When an Award Winning Veteran Teacher Quits, You Should Know That Something is Very Wrong

Hundreds if not thousands of young teachers decide to quit teaching after only a few years, and hardly anyone takes note. The reasons for their departure varies from individual to individual, but research shows that most young people say upon their exit from teaching that it just wasn't what they thought it would be. They entered the teaching profession eager to share their joy and enthusiasm for learning in the same way some teacher or teachers had shared with them as they came through school; but things have shifted in a major way since those days. The modern classroom is less about learning these days and more about the regurgitation of information that can easily be found on any handheld device, smartphone, or computer,  and more about high stakes testing, making students feel that they are little more than raw test scores while their teachers are held accountable using arbitrary mathematical calculations that don't hold up in the light of any sort of serious mathematical scrutiny.

Of course, there are a myriad of other reasons that young teachers give for leaving their jobs after only a few years…they didn't like the paperwork; they didn't have time for a personal life; they didn't feel supported by their administrators; and/or they felt stymied by the lack of professional mobility and stagnant salaries. For the most part, no one questions these motivations, for they are each and every one, valid reasons for looking for job satisfaction elsewhere.

When a more veteran teacher quits, however, one should wonder what's up? Why, after over 30 years in a profession that one professes to love would one be willing to give it up and walk away when they are so close to retirement? A resignation of a teacher–any teacher, but especially an award winning teacher–after a 33 year career is noteworthy.

Ron Maggiano is an example of just such a veteran teacher. An award winning  social studies teacher from Fairfax County, Virginia, Mr. Maggiano tendered his resignation which was recently re-printed in the Washington Post.

Mr. Maggiano offers that he can “no longer cooperate with the standardized testing regime that is destroying creativity and stifling imagination in the classroom.” He goes on to say that he is “sad, angry, hurt, and dismayed by what has happened to education and to the teaching profession.”

I understand Mr. Maggiano's decision only too well. A year ago, I had the option of returning to my school division after having served as the President of the Virginia Education Association for four years, but the thought of going back into the classroom and subjecting my students to the rigid and sometimes ridiculous requirements that my state and school division have imposed made my heart sink at the mere prospect. After many sleepless nights and lots of thoughtful contemplation and heartfelt prayer, I decided that I simply could not do it.
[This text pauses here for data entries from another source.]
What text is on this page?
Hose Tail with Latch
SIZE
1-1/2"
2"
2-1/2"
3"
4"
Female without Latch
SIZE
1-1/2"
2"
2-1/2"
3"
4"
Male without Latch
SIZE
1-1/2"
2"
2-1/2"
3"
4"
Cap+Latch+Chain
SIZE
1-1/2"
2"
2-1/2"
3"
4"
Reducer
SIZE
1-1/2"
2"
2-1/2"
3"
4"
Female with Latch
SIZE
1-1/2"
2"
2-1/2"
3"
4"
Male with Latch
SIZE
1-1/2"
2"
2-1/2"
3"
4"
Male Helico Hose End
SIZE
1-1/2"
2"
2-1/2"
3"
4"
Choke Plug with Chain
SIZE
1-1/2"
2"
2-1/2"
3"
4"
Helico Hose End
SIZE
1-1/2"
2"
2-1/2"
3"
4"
So, much sooner than I had ever anticipated, I decided to opt out and take retirement. It was not an easy decision, but in the end, I know I did the right thing for me; and I trust that Mr. Maggiano has done the right thing for himself and his life.

Mr. Maggiano cites in his letter of resignation that “critical thinking skills and analytical problem solving have now been replaced with rote memorization and simple recall of facts, figures, names, and dates. Educators have been forced to adopt a ‘drill and kill' model of teaching to ensure that their students pass the all-important end-of-course test. Teaching to the test, a practice once universally condemned by administrators and educators alike, has now become the new normal in classrooms across the country.”

He offers that it is “time to say enough.” and I could not agree with him more. Our students deserve better than they are getting, and our teachers deserve better too. It is time for the righteous indignation which teachers in general have been feeling for years to be given a legitimate voice in the ongoing debate about what is in the best interest of our students and our public schools. For too long, teachers have been left out of the debate by the politicians and policy makers who have been making the rules and shifting the debate in the wrong direction. That needs to stop, and if it is going to, it will require that courage be incorporated and teachers stop being afraid to speak their truth. It is time to stand up and stand together and let their voices be heard.

My heartfelt good wishes go out to Mr. Maggiano and his family. I suspect that he will be just fine, and I know that he will now wake up with a clearer conscience, know that he is no longer contributing through silent compliance with a system that he knows is not serving the best interest of his students.